O secretário-geral da organização de direitos humanos sublinha ainda
que “é vergonhoso que tantos países pelo mundo fora estejam, na
essência, a brincar com a vida das pessoas – a condenar à morte e a
executar pessoas por ‘terrorismo’ ou para debelar instabilidades
internas sob uma premissa mal concebida de que tal funciona como
dissuasor”.
Mas também houve boas notícias em 2014: foram registadas menos
execuções em comparação com o ano anterior, e em muitos países foram
dados passos positivos em direcção à abolição da pena de morte.

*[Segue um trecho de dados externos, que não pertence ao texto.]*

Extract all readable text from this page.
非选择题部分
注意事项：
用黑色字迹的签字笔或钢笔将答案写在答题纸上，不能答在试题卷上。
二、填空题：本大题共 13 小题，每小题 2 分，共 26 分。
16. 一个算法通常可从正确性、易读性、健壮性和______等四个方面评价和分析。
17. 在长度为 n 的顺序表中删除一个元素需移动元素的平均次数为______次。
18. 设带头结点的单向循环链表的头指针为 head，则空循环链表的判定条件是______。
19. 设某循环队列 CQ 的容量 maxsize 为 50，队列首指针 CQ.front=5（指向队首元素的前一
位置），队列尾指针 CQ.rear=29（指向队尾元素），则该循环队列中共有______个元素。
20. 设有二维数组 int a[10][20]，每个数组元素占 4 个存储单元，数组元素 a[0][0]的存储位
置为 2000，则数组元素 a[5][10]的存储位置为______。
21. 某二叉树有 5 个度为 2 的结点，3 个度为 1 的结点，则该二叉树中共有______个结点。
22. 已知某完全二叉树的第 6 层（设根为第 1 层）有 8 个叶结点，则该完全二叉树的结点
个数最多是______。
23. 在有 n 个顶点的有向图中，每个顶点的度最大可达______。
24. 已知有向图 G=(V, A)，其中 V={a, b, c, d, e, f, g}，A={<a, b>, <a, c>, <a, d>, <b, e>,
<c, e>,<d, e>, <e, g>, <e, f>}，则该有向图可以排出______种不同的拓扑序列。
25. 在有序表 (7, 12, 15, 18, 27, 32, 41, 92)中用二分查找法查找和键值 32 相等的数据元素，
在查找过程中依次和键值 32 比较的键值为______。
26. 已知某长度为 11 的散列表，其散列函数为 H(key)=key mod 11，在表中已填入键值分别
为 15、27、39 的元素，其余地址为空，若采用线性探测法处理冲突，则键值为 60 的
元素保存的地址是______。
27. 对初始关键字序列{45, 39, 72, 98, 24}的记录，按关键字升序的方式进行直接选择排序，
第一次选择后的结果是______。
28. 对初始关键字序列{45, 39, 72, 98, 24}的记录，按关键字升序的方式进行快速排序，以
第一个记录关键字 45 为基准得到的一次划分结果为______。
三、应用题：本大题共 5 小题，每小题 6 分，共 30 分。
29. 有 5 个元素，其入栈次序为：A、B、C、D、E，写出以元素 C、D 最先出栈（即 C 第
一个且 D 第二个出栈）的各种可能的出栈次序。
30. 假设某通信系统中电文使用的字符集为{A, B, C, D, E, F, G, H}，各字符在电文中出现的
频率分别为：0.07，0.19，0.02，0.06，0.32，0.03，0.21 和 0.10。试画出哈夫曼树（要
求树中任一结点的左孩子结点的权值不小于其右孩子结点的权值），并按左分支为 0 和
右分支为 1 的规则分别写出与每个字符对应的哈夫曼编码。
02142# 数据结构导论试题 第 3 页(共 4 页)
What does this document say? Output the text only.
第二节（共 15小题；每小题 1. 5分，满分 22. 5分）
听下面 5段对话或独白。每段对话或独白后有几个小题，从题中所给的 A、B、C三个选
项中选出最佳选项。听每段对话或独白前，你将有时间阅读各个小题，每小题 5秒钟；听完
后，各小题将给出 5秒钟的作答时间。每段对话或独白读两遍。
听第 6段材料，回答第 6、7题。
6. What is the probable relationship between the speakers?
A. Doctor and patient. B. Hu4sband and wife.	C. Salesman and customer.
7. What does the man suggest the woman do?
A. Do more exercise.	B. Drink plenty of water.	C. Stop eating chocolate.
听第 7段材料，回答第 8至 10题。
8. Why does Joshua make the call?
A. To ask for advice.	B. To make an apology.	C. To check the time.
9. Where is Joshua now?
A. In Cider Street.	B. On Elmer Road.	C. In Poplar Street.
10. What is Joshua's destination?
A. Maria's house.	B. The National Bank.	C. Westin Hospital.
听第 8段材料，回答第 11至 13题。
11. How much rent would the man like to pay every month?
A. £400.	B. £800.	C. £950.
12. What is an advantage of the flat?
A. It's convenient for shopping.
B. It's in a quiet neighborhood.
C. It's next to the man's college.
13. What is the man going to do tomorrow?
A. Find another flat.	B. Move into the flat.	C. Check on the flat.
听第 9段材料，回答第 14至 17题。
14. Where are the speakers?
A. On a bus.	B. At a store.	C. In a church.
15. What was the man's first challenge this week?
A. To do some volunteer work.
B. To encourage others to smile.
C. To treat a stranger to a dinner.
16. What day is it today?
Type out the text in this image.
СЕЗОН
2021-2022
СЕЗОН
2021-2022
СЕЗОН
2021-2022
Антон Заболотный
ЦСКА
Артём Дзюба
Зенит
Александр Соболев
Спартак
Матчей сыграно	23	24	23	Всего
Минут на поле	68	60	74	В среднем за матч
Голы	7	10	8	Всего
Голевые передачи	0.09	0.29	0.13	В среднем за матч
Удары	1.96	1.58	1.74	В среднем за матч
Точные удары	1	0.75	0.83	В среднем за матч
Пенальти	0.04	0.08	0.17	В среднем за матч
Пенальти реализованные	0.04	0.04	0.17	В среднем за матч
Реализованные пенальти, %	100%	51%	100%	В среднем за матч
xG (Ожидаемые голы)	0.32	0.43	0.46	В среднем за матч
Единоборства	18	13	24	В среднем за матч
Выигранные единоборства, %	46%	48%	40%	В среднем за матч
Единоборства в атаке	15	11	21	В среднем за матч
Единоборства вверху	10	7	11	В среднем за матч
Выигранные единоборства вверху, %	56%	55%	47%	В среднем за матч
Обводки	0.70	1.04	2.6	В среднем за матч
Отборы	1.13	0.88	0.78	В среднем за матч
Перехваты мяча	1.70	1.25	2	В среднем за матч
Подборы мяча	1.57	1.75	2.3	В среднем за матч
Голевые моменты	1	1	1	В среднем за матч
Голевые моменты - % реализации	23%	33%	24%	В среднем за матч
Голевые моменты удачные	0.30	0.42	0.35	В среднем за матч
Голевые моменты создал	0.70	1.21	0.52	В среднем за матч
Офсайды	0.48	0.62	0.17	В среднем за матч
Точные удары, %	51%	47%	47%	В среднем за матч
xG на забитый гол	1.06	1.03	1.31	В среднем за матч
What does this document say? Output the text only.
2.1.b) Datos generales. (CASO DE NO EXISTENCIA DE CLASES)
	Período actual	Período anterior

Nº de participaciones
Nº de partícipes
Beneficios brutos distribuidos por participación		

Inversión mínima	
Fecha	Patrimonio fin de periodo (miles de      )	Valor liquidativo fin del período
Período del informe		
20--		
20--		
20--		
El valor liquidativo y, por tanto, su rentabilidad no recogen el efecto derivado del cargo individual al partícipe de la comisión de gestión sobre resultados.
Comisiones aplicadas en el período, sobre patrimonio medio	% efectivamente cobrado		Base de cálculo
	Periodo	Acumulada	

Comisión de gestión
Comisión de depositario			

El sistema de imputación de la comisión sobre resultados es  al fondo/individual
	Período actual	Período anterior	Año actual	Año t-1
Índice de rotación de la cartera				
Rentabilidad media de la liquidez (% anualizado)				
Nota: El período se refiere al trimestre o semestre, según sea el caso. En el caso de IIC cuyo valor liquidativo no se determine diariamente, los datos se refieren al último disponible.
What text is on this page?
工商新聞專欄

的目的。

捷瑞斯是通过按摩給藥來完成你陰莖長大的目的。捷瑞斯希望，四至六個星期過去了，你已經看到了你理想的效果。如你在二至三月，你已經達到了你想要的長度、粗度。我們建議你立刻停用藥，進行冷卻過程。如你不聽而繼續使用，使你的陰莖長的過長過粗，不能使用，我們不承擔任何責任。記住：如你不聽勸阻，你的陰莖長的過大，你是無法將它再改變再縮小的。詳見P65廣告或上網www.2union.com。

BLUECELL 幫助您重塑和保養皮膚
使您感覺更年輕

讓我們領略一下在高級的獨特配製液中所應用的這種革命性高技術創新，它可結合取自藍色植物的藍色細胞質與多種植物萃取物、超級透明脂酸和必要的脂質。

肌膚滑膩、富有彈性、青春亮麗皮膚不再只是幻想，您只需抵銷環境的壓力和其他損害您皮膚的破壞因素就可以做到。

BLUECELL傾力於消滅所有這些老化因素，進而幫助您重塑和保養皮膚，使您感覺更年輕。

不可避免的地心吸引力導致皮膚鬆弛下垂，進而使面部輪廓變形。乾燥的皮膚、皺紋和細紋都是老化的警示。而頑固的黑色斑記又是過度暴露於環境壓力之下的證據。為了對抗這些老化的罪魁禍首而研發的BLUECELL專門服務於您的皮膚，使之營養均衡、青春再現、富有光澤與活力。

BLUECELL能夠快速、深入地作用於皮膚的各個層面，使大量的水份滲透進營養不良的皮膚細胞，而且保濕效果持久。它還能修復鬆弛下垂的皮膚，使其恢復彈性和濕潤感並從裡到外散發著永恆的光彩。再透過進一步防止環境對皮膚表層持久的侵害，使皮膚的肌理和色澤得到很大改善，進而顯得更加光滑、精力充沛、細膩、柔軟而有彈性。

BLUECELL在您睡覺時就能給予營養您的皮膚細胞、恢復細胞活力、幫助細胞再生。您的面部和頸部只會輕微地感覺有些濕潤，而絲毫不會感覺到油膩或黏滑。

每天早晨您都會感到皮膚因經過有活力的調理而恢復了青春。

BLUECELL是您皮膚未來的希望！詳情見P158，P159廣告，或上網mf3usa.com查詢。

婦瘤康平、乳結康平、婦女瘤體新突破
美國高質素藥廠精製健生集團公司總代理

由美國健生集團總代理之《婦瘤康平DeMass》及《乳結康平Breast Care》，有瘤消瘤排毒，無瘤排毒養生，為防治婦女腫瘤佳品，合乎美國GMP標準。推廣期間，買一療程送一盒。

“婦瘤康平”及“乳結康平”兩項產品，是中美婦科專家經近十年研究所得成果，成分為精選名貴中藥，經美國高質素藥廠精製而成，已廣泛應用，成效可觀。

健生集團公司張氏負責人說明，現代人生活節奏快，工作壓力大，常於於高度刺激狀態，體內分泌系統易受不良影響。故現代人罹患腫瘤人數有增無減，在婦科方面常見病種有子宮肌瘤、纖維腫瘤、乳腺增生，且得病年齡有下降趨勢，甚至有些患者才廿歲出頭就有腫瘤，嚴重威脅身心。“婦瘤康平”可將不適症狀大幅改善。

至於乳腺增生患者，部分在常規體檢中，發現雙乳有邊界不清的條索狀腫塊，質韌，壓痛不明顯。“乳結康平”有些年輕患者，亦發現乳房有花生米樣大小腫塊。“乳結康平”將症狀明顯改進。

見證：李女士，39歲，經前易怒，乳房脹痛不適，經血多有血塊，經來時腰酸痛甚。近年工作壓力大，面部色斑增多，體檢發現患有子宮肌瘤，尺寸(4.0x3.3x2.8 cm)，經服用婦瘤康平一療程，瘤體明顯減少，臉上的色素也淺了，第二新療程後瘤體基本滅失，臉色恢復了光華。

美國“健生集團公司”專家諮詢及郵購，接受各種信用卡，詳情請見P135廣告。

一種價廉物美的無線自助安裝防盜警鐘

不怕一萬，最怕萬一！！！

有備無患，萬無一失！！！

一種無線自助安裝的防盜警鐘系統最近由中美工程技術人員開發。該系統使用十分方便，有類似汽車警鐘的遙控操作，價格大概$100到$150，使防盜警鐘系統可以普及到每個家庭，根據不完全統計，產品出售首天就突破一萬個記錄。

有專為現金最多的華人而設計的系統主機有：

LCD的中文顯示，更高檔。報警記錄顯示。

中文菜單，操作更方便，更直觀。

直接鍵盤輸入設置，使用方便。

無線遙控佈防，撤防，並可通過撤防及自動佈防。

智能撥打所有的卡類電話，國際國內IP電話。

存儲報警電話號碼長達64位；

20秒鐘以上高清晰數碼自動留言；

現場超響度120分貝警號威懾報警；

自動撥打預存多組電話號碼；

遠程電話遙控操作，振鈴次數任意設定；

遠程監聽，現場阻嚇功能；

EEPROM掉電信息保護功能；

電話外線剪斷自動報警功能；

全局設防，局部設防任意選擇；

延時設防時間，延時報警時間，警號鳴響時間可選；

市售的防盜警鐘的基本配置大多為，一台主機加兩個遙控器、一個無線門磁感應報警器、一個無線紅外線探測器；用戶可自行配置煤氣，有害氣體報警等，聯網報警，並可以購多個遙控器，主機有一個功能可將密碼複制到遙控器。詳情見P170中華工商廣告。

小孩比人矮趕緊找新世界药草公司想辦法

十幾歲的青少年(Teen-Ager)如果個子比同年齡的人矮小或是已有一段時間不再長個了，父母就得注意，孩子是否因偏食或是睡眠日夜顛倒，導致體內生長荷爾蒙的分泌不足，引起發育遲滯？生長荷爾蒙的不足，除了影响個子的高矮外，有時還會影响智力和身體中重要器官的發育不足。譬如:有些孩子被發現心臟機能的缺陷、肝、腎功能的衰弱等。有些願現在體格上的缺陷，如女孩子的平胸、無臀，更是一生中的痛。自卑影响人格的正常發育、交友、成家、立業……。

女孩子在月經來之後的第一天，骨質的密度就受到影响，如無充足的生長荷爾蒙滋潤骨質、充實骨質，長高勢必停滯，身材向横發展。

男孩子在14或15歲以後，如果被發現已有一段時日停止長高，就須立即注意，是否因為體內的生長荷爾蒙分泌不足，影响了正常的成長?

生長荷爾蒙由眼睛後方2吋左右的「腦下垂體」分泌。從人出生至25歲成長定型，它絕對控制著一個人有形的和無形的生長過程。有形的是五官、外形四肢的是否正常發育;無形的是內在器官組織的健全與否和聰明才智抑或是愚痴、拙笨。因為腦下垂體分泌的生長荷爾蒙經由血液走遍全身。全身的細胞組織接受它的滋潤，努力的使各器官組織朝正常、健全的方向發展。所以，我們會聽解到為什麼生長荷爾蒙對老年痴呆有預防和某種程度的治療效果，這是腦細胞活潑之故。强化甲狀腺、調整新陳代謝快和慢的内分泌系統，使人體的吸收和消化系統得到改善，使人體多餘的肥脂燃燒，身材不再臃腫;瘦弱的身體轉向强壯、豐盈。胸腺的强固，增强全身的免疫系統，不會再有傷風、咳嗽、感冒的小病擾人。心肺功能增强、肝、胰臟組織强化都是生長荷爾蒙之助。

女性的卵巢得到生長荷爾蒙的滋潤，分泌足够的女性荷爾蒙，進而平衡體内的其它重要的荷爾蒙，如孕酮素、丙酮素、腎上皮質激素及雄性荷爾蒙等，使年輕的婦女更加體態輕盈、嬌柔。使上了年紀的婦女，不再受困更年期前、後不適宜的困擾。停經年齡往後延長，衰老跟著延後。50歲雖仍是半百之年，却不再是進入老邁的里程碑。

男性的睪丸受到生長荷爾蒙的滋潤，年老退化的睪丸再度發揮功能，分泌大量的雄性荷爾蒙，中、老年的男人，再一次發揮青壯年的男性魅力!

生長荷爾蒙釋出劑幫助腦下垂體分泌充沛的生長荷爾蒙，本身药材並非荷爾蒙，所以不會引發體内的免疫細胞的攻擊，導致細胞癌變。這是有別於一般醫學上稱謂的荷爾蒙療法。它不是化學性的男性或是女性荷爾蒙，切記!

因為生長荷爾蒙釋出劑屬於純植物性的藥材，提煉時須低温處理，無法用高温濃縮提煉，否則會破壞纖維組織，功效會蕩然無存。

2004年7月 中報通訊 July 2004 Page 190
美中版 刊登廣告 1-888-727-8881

Os maiores executores no mundo
A China, uma vez mais, levou a cabo mais execuções do que o resto do
mundo inteiro todo junto. A Amnistia Internacional crê que milhares de
pessoas são executadas e condenadas à morte todos os anos neste país,
mas como os números são mantidos em segredo de Estado pelas autoridades é
impossível determinar a verdadeira extensão do uso da pena de morte na
China.
Os outros países entre os cinco maiores executores em 2014 são o Irão
(289 execuções oficialmente confirmadas e pelo menos mais 454 que não
são reconhecidas pelas autoridades), a Arábia Saudita (pelo menos 90
execuções), o Iraque (pelo menos 61 execuções) e os Estados Unidos (35
execuções).
Excluindo a China, foram feitas pelo menos 607 execuções em 2014 no
mundo inteiro, o que, comparando com as 778 em 2013, representa uma
baixa de mais de 20 por cento.
Foram registadas execuções em 22 países em 2014, tantos quantos no ano
anterior. Esta é uma diminuição assinalável em relação ao que ocorria há
20 anos, em 1995, quando a Amnistia Internacional documentou execuções
no total de 41 países – facto que sublinha a tendência global de serem
cada vez mais os Estados a distanciarem-se da pena de morte.
“Os números falam por si mesmos: a pena de morte está a tornar-se algo
do passado. E os poucos países que ainda executam as pessoas têm de
olhar-se no espelho e perguntar-se se querem continuar a violar o
direito à vida ou juntar-se à vasta maioria de países que já abandonaram
esta pena definitivamente cruel e desumana”, defende Salil Shetty.
Segurança de Estado
Por outro lado, a perturbadora vaga de países que estão a recorrer à
pena de morte para combater ameaças à segurança de Estado foi
extremamente visível pelo mundo fora, com a China, o Paquistão, o Irão e
o Iraque, todos, a executarem pessoas acusadas de “terrorismo”.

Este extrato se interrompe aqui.